SiSPRNet: end-to-end learning for single-shot phase retrieval

Qiuliang Ye; Li-Wen Wang; Daniel P. K. Lun; Daniel P. K. Lun; Daniel P. K. Lun

doi:10.1364/OE.464086

1. Introduction

Phase retrieval aims to reconstruct a complex-valued signal from its intensity-only measurements. It is a crucial problem in crystallography, optical imaging, astronomy, X-ray, electronic imaging, etc., because most existing measurement systems can only detect the relative low-frequency magnitude information of the wave fields. The study of the phase retrieval problems originated in the $1970$s. The researchers of the optics community developed many reconstruction algorithms [2–4].

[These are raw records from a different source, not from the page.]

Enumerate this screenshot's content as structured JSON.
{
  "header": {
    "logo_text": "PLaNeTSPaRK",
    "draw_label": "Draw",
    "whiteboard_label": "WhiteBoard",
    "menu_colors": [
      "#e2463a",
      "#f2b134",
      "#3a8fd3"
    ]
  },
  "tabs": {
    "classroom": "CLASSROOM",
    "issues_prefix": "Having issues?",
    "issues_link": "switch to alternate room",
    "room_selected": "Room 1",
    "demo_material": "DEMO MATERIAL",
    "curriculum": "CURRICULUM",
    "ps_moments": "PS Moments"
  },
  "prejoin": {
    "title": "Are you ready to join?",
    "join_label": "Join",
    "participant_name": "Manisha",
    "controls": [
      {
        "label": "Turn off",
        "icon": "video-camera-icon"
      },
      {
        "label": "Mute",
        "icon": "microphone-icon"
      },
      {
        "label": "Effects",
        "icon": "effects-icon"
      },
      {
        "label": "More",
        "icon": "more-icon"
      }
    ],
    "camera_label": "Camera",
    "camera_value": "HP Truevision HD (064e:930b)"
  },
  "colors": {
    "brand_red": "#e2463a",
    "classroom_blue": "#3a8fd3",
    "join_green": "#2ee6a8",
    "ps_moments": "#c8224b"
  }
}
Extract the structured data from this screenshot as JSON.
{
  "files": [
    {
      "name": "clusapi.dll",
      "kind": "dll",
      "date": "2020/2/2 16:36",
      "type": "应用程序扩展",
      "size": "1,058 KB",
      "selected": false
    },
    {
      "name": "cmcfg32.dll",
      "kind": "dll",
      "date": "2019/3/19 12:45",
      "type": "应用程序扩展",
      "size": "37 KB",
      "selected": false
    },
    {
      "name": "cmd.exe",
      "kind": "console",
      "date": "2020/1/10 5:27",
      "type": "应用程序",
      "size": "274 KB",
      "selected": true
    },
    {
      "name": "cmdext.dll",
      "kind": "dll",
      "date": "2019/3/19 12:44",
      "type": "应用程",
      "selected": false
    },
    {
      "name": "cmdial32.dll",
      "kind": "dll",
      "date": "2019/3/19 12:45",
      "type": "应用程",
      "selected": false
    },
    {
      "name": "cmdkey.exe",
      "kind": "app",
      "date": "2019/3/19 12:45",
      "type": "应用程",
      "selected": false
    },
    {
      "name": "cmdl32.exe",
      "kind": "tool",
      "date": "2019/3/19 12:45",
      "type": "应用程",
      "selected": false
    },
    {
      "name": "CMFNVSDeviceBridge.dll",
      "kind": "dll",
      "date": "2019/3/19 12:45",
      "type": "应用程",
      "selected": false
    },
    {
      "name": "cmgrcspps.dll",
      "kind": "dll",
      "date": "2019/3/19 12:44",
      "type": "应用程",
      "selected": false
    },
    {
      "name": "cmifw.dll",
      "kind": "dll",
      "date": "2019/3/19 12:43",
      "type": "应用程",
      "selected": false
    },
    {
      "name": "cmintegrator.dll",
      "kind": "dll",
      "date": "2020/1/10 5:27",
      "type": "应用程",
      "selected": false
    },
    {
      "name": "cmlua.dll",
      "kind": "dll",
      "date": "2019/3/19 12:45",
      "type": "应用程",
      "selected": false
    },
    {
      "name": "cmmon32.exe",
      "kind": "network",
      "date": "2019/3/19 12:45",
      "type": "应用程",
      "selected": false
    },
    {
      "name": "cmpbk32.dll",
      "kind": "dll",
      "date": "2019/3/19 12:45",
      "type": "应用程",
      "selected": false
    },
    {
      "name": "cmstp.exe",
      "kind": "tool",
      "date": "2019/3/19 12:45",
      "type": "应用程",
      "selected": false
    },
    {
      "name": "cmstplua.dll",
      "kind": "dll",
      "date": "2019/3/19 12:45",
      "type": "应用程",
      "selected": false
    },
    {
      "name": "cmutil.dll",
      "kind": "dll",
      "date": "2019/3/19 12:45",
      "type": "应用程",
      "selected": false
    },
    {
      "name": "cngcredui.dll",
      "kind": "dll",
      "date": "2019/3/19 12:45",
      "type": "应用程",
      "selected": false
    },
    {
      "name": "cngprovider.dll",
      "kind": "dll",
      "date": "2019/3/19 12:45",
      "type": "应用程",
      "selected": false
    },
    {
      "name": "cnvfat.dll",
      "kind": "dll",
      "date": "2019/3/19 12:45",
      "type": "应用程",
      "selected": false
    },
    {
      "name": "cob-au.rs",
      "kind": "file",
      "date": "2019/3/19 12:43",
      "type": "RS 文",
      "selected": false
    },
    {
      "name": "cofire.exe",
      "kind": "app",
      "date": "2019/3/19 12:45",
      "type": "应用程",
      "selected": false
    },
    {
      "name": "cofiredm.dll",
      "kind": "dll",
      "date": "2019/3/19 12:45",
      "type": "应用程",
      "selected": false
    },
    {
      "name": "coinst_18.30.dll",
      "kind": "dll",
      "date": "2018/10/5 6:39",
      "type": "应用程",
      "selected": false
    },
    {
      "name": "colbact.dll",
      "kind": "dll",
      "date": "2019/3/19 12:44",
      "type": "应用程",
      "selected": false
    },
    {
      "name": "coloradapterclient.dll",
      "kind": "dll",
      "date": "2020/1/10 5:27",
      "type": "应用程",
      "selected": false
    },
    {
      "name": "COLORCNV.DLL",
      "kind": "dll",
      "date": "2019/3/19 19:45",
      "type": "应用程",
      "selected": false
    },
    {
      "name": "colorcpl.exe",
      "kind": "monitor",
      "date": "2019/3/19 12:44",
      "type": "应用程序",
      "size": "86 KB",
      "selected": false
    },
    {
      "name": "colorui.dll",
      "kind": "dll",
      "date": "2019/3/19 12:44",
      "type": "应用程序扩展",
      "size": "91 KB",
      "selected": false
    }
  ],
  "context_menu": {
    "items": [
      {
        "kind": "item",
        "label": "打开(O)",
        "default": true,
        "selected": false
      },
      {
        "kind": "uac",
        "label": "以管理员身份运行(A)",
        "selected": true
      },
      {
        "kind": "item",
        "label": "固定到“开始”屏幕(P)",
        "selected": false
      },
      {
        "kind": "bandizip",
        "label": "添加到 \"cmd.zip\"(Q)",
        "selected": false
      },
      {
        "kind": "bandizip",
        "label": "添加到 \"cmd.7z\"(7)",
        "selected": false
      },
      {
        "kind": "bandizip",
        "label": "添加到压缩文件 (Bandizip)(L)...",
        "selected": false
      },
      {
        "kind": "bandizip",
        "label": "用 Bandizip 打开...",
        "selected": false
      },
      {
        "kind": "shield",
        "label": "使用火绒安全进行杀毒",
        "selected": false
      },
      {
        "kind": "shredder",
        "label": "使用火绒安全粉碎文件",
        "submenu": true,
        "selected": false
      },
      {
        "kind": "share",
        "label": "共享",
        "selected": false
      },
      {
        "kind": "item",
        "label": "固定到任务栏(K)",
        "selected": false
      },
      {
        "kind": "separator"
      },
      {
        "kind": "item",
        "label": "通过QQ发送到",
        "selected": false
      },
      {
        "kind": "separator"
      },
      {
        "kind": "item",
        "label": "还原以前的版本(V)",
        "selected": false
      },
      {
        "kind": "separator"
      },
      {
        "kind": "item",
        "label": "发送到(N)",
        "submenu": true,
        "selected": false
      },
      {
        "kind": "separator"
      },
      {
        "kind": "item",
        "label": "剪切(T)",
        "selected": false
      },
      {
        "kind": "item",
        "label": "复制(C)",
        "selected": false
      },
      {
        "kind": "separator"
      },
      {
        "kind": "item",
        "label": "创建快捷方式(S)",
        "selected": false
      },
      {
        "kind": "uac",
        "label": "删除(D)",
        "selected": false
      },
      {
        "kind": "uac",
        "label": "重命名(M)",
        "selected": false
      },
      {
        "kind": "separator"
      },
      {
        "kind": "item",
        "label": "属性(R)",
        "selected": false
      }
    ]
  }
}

Mathematically, the phase retrieval problem can be described by the following equation:

(1)$$\text{ Find } \mathbf{x} \in \mathbb{C}^{N} \quad \text{ s.t. } \ \mathbf{Y}_{i}=\left|\mathcal{F}\left(\mathbf{I}_{i} \circ \mathbf{x}\right)\right|^{2}, i=1, \ldots, M,$$

where $\mathbf {x}\in \mathbb {C}^N$ is the complex-valued signal of interest, and $\mathbf {Y}$ is its Fourier intensity measurements; $\circ$ and $\mathcal {F}$ refer to elementwise multiplication and Fourier transform operator, respectively. The pre-defined optical masks $\mathbf {I}$ provide the constraints to reduce the ill-posedness of the problem. It is implemented in many different ways. For instance, early-stage phase retrieval algorithms treat the support of the signal as the optical mask [3]. Specifically, $|\mathbf {x}_i| \neq 0$ when $i \in \mathcal {S}$, where $\mathcal {S}$ denotes the support of the signal. However, these early-stage algorithms cannot guarantee the convergence of the optimization process nor provide globally optimal solutions. Recently, pre-defined random optical masks have been used as the constraints to improve the reconstruction performance [5–8]. The random masks can be implemented using a spatial light modulator (SLM) or digital micromirror device (DMD) [6,9]. Although the usage of the random masks can lead to better reconstruction performance, there are several disadvantages. The cost of DMD and SLM is one concern, the error due to the global gray-scale phase mismatch and spatial non-uniformity from the devices is another. Besides, it was empirically shown that about $4 - 6$ measurements are required for exact recovery with random binary masks [7,10]. It increases the measurement time and can affect the quality of the reconstructed image, particularly for dynamic objects.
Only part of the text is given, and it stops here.